So it turns out that you can do better than *either* a priority queue or a Fibonacci heap. I wasn't able to find details of Hagerup's Algorithm or any of several similar things that seemed like they'd be useful, but I was able to re-deduce them...
It turns out that in the case I'm dealing with, the path lengths are all integers. Better yet, they're all small integers. In the trivial starting case, they're all 1. So by having two lists -- nodes I'm working on and nodes I'm about to work on -- and a variable in each node, I can get a linear-time single-source shortest path algorithm. Linear, in this case, means O(V + E), and in my case E is always about equal to 3 * V. So it's O(V), better than I can do with Dijkstra.
Say I just iterate through various path lengths, in order, a little like how Dijkstra would traverse it -- I start with a list of nodes that are one jump away from the start node. I use that to build the list of nodes that are *two* jumps away. I use that to build the list of nodes that are *three* jumps away... Every time I add a node to the list, I mark it as "off limits" so that no later (less desirable) list will add it back.
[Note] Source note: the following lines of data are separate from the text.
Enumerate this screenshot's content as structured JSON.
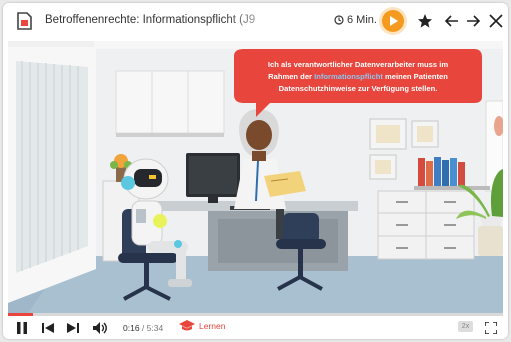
{
  "header": {
    "title": "Betroffenenrechte: Informationspflicht (J9",
    "duration": "6 Min.",
    "icons": [
      "document-icon",
      "clock-icon",
      "play-icon",
      "star-icon",
      "arrow-left-icon",
      "arrow-right-icon",
      "close-icon"
    ]
  },
  "scene": {
    "speech_line1": "Ich als verantwortlicher Datenverarbeiter muss im",
    "speech_line2_pre": "Rahmen der ",
    "speech_line2_highlight": "Informationspflicht",
    "speech_line2_post": " meinen Patienten",
    "speech_line3": "Datenschutzhinweise zur Verfügung stellen.",
    "bubble_color": "#e8453c",
    "highlight_color": "#6fa8dc"
  },
  "player": {
    "progress": 0.05,
    "current_time": "0:16",
    "separator": " / ",
    "total_time": "5:34",
    "learn_label": "Lernen",
    "speed_label": "2x",
    "accent": "#e8453c",
    "icons": [
      "pause-icon",
      "skip-back-icon",
      "skip-forward-icon",
      "volume-icon",
      "graduation-cap-icon",
      "fullscreen-icon"
    ]
  }
}
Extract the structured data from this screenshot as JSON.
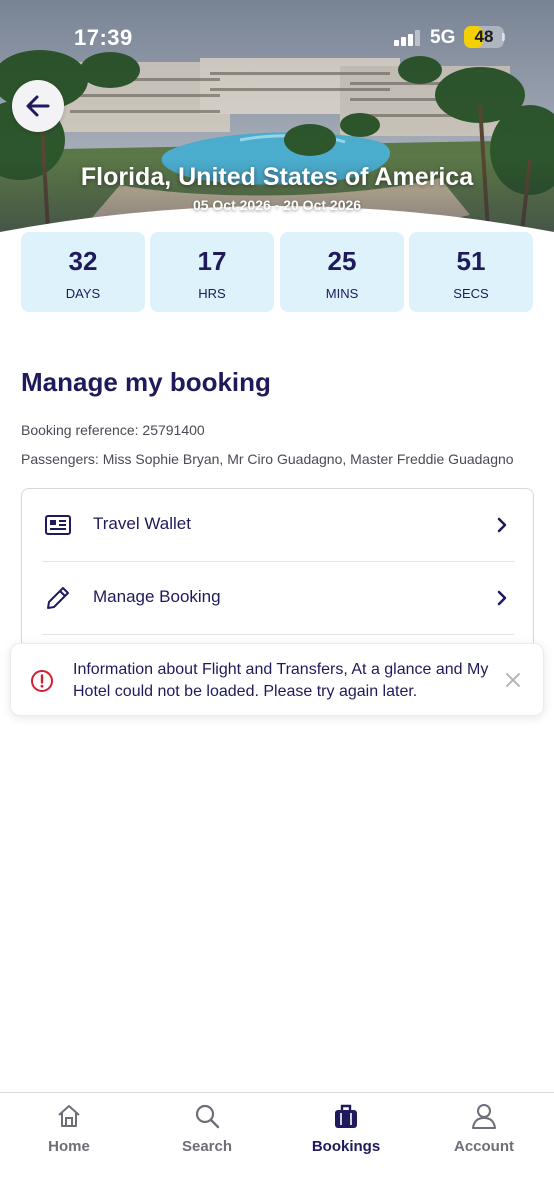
{
  "status_bar": {
    "time": "17:39",
    "network": "5G",
    "battery": "48",
    "battery_fraction": 0.48
  },
  "hero": {
    "destination": "Florida, United States of America",
    "dates": "05 Oct 2026 - 20 Oct 2026",
    "back_icon": "arrow-left-icon"
  },
  "countdown": [
    {
      "value": "32",
      "unit": "DAYS"
    },
    {
      "value": "17",
      "unit": "HRS"
    },
    {
      "value": "25",
      "unit": "MINS"
    },
    {
      "value": "51",
      "unit": "SECS"
    }
  ],
  "booking": {
    "title": "Manage my booking",
    "reference": "Booking reference: 25791400",
    "passengers": "Passengers: Miss Sophie Bryan, Mr Ciro Guadagno, Master Freddie Guadagno",
    "menu": [
      {
        "label": "Travel Wallet",
        "icon": "id-card-icon"
      },
      {
        "label": "Manage Booking",
        "icon": "pencil-icon"
      }
    ]
  },
  "toast": {
    "message": "Information about Flight and Transfers, At a glance and My Hotel could not be loaded. Please try again later.",
    "icon": "error-icon",
    "close_icon": "close-icon"
  },
  "tabbar": {
    "items": [
      {
        "label": "Home",
        "icon": "home-icon",
        "active": false
      },
      {
        "label": "Search",
        "icon": "search-icon",
        "active": false
      },
      {
        "label": "Bookings",
        "icon": "suitcase-icon",
        "active": true
      },
      {
        "label": "Account",
        "icon": "person-icon",
        "active": false
      }
    ]
  },
  "colors": {
    "brand_navy": "#1f1a5c",
    "countdown_bg": "#ddf2fb",
    "error_red": "#d32030",
    "battery_yellow": "#f5d000"
  }
}
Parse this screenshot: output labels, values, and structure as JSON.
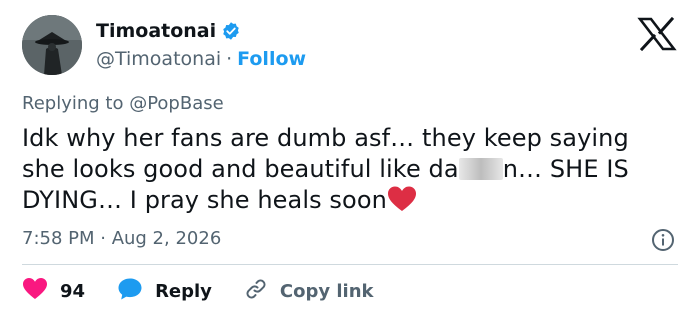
{
  "author": {
    "display_name": "Timoatonai",
    "handle": "@Timoatonai",
    "separator": "·",
    "follow_label": "Follow"
  },
  "replying": {
    "prefix": "Replying to ",
    "mention": "@PopBase"
  },
  "tweet": {
    "text_part1": "Idk why her fans are dumb asf… they keep saying she looks good and beautiful like da",
    "text_part2": "n… SHE IS DYING… I pray she heals soon"
  },
  "meta": {
    "timestamp": "7:58 PM · Aug 2, 2026"
  },
  "actions": {
    "like_count": "94",
    "reply_label": "Reply",
    "copy_label": "Copy link"
  },
  "colors": {
    "accent": "#1d9bf0",
    "like": "#f91880",
    "muted": "#536471",
    "text": "#0f1419",
    "divider": "#cfd9de"
  },
  "icons": [
    "verified-badge-icon",
    "x-logo-icon",
    "info-icon",
    "heart-icon",
    "reply-bubble-icon",
    "link-icon",
    "red-heart-emoji"
  ]
}
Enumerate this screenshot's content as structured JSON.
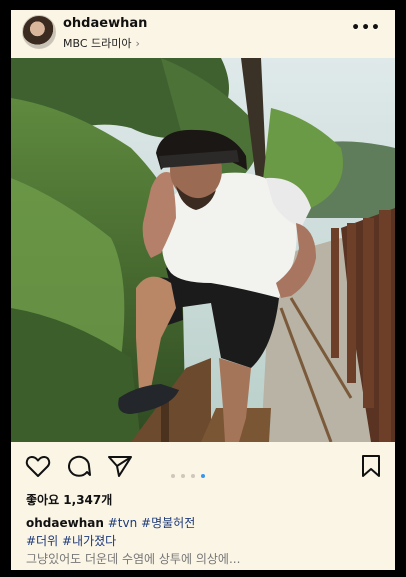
{
  "post": {
    "username": "ohdaewhan",
    "location": "MBC 드라미아",
    "more_label": "•••",
    "likes_text": "좋아요 1,347개",
    "caption": {
      "username": "ohdaewhan",
      "tags_line1": [
        "#tvn",
        "#명불허전"
      ],
      "tags_line2": [
        "#더위",
        "#내가졌다"
      ],
      "text": "그냥있어도 더운데 수염에 상투에 의상에..."
    },
    "carousel": {
      "count": 4,
      "active_index": 3
    }
  },
  "icons": [
    "heart-icon",
    "comment-icon",
    "share-icon",
    "bookmark-icon",
    "chevron-right-icon"
  ],
  "colors": {
    "background": "#fbf5e6",
    "accent": "#3797f0",
    "hashtag": "#1d3a7a"
  }
}
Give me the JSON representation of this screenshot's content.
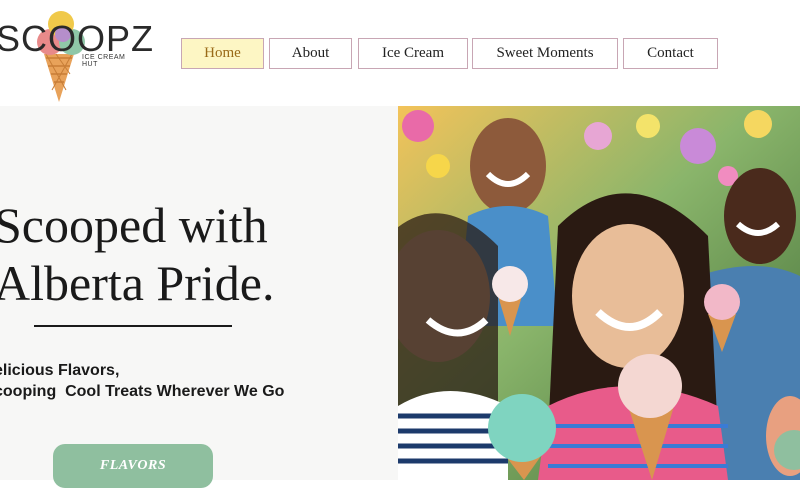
{
  "logo": {
    "brand": "SCOOPZ",
    "tagline": "ICE CREAM HUT"
  },
  "nav": {
    "items": [
      {
        "label": "Home",
        "active": true
      },
      {
        "label": "About",
        "active": false
      },
      {
        "label": "Ice Cream",
        "active": false
      },
      {
        "label": "Sweet Moments",
        "active": false
      },
      {
        "label": "Contact",
        "active": false
      }
    ]
  },
  "hero": {
    "title_line1": "Scooped with",
    "title_line2": "Alberta Pride.",
    "tagline_line1": "elicious Flavors,",
    "tagline_line2": "cooping  Cool Treats Wherever We Go",
    "cta_label": "FLAVORS"
  },
  "colors": {
    "accent_green": "#8fbf9f",
    "active_nav_bg": "#fdf6c4",
    "nav_border": "#c8a6b4"
  }
}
Boom! That's the algorithm. I can add a couple of additional speedups since I know that the graph diameter (that's the thing I'm looking for) is between the length of the longest shortest path and that length plus the length of the second-longest shortest path, which may let me cut off early in some cases. Yay! (Ignore this note if you don't understand it, it's an optimization and not a great one).
But best of all, I now have an algorithm which is either the same as the best I know of (probably) or at worst, equal to its runtime. Even though I couldn't find documentation on it.
So I'm not provably optimal, but I *am* state-of-the-art.